Monday, March 19, 2012

Student-Directed Teaching

Today I got to see one of the greatest aspects of using the Flipped Classroom model in my Algebra 1 class. Today's "official" lesson was pretty easy, so the focus of today was on reviewing, catching up, and taking the concept quizzes that go along with each of the lessons in order to prepare for the Chapter 9 test.  Every day a different version of the quiz is available, so students are all at different quizzes.  Some students just started with Quiz 1 today, while others were already at Quiz 8, or somewhere in between.  Some students were on their fourth try of Quiz 4 (trying to get a perfect score of "8"), whereas others were attempting every quiz for the first time.

I try my best to grade the quizzes automatically after the students take them, and encourage them to take one quiz at a time (each quiz is 1-4 questions long, depending on content).

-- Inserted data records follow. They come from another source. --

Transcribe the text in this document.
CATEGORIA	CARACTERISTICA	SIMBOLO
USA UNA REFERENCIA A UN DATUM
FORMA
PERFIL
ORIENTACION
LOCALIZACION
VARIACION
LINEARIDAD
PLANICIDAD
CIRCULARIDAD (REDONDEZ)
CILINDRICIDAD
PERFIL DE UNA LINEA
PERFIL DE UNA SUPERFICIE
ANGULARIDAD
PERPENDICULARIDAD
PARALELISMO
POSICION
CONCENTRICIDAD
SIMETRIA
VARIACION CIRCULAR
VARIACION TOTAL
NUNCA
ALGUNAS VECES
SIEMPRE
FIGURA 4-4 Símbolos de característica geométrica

Two things happened today that I loved:

1. As I was grading, if a student didn't do very well, I just shouted out "Who's a ______ expert?" (example - "Who's a discriminant expert?" "Who knows when a graph is skinny, fat, or normal?"etc).  Several students would excitedly shout out and say "I am!" and then I would send that student to them and move on.  Sometimes, it would end up being a group of 3-4 students figuring out what their mistakes were with a student who knew what was going on, and then they could always check back in with me.  Students can't retake the same quiz twice in one day, so hopefully tomorrow they will be able to do it correctly.

2. Also as I was grading, I graded about 5 students in a row who all missed "Identifying zeroes on a graph". At that point, I was able to stop the class, call everyone's attention up front, and go over 4-5 examples of how to do it correctly. Took about 2 minutes, and then the students got back to work.

In my flipped class, I am able to go over what my students need... individually, in small groups, or (if necessary) as a whole class.  My teaching is focused on their needs, not mine.